In the street, a huge rooster with one blue eye walked by, heedless of them. They all three turned to watch it pass.
"I HATE it when you do that," the Scotty said. "It makes my tail go all bushy."
"Sorry," the old man said.
"Wow," the cat rialed. Then again, "Wow," and it vanished in a glow of black and yellow, leaving its smile. The smile opened and said, "wow," and then it, too, was gone.
"I hate them, too," the Scotty said. "They remind me of all the horrible, twisted parts of humans."
"They probably feel the same way about you."
"Yeah, and I'm proud of it."
The old man slowly, carefully lay down on his back, looking up at the sky, which was now full of tiny orange speckles. "Hey, come here for a second."
Scotty looked up, then quickly swallowed the rest of the rat's body, the tail dangling from his mouth briefly like a long, dry worm. One more gulp and he ran over to stand beside the old man's head, looking down into the gray eyes.
"I have to go now." The old man reached out and petted the Scotty.
"Like the others did?"
"Not quite. I have to go find the answer to my question."
Scotty looked at him blankly, head turned slightly to the side, tongue dangling, then leaned forward and licked the old man on the cheek. "You're doing it again."
The old man nodded. "Yes, I am, but I'll try to keep from doing it in the future."
"Really?" The Scotty sat down, still, intent.
"Really." Then the old man suddenly went limp, looking like himself in a vague awful way.

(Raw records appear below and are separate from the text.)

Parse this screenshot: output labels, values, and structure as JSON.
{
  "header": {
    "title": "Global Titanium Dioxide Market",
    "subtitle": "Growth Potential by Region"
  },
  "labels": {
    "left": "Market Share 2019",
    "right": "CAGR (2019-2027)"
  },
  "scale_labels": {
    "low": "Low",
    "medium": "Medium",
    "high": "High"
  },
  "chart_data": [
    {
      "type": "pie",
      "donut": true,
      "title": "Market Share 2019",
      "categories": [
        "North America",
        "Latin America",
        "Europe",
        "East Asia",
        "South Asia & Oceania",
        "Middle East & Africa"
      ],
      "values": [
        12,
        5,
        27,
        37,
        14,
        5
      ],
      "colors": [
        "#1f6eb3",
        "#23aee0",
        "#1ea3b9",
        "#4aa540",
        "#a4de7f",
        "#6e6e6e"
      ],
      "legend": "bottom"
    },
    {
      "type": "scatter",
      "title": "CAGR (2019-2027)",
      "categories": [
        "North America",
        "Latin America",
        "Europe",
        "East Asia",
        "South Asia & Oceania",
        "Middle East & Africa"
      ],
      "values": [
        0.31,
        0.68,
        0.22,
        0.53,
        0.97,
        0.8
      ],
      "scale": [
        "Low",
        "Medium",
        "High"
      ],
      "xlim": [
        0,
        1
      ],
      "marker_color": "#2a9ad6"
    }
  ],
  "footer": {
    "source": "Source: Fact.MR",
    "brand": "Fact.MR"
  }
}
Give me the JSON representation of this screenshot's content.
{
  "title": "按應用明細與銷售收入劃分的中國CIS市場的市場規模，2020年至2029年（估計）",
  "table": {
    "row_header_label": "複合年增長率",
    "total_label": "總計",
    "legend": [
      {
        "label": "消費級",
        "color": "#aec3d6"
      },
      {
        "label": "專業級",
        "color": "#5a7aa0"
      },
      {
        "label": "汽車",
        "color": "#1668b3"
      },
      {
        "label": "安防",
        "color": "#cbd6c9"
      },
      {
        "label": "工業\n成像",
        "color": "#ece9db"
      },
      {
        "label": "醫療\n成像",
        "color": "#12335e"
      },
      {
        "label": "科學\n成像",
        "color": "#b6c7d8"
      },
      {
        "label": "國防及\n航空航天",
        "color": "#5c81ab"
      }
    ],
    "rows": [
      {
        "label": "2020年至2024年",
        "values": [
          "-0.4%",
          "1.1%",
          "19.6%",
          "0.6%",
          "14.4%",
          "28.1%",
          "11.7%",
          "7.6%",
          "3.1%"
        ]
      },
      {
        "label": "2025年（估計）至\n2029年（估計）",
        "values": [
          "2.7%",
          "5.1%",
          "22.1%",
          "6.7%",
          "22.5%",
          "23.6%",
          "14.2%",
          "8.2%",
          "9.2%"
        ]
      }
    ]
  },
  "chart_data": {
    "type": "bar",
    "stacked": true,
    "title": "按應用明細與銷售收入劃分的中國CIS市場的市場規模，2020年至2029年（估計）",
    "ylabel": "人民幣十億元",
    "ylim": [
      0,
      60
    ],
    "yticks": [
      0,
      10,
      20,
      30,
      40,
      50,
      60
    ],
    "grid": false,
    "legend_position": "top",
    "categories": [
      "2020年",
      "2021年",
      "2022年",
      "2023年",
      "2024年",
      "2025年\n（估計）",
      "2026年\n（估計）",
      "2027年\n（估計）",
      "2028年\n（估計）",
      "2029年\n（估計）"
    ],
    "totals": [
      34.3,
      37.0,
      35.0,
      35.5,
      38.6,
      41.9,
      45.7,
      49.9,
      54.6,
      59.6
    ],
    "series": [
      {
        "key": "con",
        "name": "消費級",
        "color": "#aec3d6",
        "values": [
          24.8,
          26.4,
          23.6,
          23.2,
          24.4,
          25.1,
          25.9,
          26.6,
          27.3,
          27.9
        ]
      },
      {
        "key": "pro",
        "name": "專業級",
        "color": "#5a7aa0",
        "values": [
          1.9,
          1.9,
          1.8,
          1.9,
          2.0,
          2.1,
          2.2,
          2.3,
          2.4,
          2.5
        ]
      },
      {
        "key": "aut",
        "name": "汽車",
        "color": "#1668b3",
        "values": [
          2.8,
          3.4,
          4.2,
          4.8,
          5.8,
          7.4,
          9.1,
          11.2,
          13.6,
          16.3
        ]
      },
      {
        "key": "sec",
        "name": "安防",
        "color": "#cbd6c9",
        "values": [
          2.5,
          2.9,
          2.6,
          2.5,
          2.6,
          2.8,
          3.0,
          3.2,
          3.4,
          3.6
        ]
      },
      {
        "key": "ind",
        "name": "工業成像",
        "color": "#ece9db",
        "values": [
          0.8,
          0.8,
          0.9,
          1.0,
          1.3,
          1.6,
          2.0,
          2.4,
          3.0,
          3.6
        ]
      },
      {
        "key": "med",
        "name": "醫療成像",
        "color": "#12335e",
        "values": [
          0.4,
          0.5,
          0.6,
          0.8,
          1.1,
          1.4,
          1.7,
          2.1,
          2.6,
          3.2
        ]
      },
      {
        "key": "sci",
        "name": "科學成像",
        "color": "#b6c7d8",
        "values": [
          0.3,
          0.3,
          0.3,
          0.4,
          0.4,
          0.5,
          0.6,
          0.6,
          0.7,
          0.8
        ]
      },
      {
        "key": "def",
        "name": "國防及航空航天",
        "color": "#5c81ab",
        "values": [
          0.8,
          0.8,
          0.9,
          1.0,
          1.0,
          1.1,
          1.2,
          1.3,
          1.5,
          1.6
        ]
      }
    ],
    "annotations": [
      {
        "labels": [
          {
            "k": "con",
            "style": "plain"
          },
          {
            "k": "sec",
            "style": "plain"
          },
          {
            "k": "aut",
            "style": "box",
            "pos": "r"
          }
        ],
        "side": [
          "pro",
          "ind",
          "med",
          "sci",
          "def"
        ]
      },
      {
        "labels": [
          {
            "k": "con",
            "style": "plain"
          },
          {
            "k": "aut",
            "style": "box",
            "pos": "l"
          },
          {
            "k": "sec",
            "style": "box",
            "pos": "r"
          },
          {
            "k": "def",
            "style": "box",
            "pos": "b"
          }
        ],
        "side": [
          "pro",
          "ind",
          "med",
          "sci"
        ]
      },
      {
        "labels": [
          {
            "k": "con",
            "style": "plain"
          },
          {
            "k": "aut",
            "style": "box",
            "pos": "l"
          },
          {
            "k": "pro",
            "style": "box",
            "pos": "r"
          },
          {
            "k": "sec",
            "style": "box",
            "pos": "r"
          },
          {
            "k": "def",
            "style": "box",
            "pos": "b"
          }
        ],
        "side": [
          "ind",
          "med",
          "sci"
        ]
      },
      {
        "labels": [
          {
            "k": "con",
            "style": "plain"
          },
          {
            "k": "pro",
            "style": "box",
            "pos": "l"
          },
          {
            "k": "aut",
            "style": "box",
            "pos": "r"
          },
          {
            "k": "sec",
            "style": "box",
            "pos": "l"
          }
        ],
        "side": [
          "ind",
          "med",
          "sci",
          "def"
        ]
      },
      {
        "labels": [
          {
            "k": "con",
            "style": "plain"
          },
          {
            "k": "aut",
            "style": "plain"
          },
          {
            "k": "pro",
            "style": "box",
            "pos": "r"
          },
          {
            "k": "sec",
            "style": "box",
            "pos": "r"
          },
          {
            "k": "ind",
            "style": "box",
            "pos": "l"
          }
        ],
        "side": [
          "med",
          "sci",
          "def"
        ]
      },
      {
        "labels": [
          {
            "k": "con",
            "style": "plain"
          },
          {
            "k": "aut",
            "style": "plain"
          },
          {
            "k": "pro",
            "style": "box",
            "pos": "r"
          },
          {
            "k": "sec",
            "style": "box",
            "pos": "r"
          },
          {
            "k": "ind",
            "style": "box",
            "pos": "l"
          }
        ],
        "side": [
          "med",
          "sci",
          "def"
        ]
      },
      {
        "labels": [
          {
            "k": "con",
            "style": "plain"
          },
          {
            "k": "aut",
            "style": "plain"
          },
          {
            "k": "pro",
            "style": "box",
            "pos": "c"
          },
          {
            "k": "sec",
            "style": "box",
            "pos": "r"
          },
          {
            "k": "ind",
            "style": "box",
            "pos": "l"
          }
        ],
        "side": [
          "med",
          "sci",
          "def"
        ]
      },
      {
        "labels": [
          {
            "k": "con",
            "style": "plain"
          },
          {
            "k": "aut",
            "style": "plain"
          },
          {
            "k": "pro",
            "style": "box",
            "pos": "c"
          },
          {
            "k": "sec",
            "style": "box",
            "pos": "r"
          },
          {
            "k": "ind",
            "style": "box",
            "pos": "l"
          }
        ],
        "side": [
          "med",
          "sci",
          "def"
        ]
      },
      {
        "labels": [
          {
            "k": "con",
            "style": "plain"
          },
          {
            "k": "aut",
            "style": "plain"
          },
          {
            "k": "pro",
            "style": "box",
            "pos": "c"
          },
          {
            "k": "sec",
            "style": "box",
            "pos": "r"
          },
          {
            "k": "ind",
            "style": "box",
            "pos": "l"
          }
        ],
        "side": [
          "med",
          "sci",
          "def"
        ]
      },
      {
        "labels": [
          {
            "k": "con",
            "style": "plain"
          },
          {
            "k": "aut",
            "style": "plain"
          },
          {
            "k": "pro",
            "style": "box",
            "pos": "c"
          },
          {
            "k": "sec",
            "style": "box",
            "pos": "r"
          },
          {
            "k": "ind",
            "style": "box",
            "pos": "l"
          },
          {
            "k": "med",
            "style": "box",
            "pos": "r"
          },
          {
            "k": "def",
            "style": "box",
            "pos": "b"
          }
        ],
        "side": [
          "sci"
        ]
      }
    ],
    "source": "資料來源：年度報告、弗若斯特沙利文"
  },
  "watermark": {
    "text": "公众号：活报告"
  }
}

"Oh." The Scotty's head lowered for a moment, and then he leaned forward to lick the old man's face again. He sat back, leaned back, and pointed his nose to the sky, howled for a moment, and then dropped back down to sniff at the man's body.
"I hope you were right," he said. Then he turned and walked down the alley, wagging his tail.
Cat appeared, black curves and yellow glints, on the old man's chest. She curled up carefully, with her nose almost touching his chin, and went to sleep.